After Toyota, Das gave up the social whirl of Dubai where he was feted, to return to India to help pioneer the telecom revolution. But that is a story so fascinating, it cannot be contained in this article. Today, Das is chairman and senior partner with Maitreyi Capital Advisors, a private equity and venture capital firm focused initially on digital funds. In addition, he is a senior adviser to the UK-headquartered telecom consultancy Analysys Mason, for India and emerging markets, and a member of the board of advisers at Astrum, India’s first reputation management advisory.

At the café where we sat, Das spends many mornings mentoring young entrepreneurs on their start-ups or helping them to scale up.
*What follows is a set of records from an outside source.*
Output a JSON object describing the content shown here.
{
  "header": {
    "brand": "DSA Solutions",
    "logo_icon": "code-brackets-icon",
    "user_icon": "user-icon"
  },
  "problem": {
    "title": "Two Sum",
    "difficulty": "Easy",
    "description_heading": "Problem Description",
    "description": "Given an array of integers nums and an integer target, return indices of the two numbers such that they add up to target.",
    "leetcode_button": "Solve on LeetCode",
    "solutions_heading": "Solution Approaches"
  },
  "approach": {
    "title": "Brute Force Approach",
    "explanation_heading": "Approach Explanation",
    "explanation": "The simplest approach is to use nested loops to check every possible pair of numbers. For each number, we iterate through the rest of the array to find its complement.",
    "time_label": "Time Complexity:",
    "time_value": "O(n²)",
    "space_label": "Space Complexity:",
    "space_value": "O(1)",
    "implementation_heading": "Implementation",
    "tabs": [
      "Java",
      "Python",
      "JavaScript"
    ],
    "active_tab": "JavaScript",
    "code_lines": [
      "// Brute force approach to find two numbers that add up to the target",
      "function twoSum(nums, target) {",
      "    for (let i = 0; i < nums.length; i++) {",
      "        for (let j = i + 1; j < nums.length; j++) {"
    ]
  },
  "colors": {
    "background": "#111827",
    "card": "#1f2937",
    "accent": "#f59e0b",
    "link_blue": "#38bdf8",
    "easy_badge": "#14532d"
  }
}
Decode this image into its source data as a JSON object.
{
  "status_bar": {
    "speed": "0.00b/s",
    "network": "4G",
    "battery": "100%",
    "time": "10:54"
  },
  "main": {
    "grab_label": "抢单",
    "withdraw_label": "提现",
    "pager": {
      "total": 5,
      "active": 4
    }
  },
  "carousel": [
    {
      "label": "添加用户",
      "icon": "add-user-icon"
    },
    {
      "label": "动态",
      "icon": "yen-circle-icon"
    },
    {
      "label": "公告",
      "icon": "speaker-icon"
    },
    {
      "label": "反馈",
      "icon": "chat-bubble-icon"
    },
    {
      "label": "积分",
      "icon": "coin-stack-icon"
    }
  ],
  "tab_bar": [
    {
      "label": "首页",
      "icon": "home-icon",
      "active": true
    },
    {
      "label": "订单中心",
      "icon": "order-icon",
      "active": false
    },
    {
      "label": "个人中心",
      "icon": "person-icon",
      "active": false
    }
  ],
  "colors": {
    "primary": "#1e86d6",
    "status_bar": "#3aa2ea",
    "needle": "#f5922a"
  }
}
He smiles: “Just as you should always keep your enemies closer to you than your friends, I tell them to keep their failures closer to them than their successes,” he says.

He enjoys sharing his expertise with young people, and what could be more inspiring than the story of the fledgling Hutchison Max to the behemoth that Vodafone is today? Or how, while he was CEO of the Maxis Group, overseeing their operations in Malaysia, Indonesia and Sri Lanka, he led Asia’s largest IPO in telecom history for Maxis, raising nearly $3.5 billion. Or what he did to be voted best CEO in Malaysia by Finance Asia in 2012? And how he came to appear four times on the Global List of the 100 Most Powerful People in Telecom, compiled by the Global Telecom magazine?

Das marvels at how much India has changed, from the days when a father used to apply for a cooking gas and telephone connection when his daughter turned around 15 so that they would both come through by the time she got married, to the insatiable appetite for broadband today. “The journey has been nothing short of a miracle. If someone had told me in 1994 that we would reach 1 billion subscribers, I would have scoffed at it as science fiction. The next phase is going to be doubly exciting because video will become the new voice. When data starts flowing like water, uninterruptedly and at low cost, we will en­­­­­ter a new era – the death of distance, the miniaturisation of SIMs, the internet of things, telemedicine, analytics predicting consumer behaviour… What we can do will be limited only by our imagination.”

Das says India will leapfrog an entire generation, much as the Bedouins jumped from camels to Mercedes, skipping the bicycle. For Das, the future, when mobile technology will be used to improve education and health and to uplift people, is thrilling. “The impact technology has on the poor is how the 21st century will really judge what it has achieved,” he says.

His leisure habits are those of someone who has grown up among erudite people in drawing rooms reverberating with the sound of stimulating conversation. Das reads voraciously – history, culture, business; he is learning how to play the keyboard; he is a keen photographer; he writes newspaper columns; he draws; he loves browsing in museums; he enjoys singing old Hindi numbers with his daughter; and he collects old maps (a love that goes back to his childhood days when his father, Sourya Ranjan Das, used to get out a map every time he was teaching his children any subject and introduce fascinating connections between the subject being studied and the places on the globe).

His father, Das’s hero, passed away a few months ago. An example of his character was the way he treated his wife, who was a matriculate, whereas Das senior had pursued his higher studies in England. “Instead of being condescending, my father taught her English and she blossomed. He treated her almost like a father bringing up a young girl. She became so good that she used to help us with crossword puzzles,” he recalls.

There’s one more thing. Das is learning his mother tongue, Oriya. “It’s on my bucket list. My grandfather was a famous Oriya poet and a scholar of the Pali language. I can speak it but can’t read or write it, and I have promised myself to make good this deficiency.”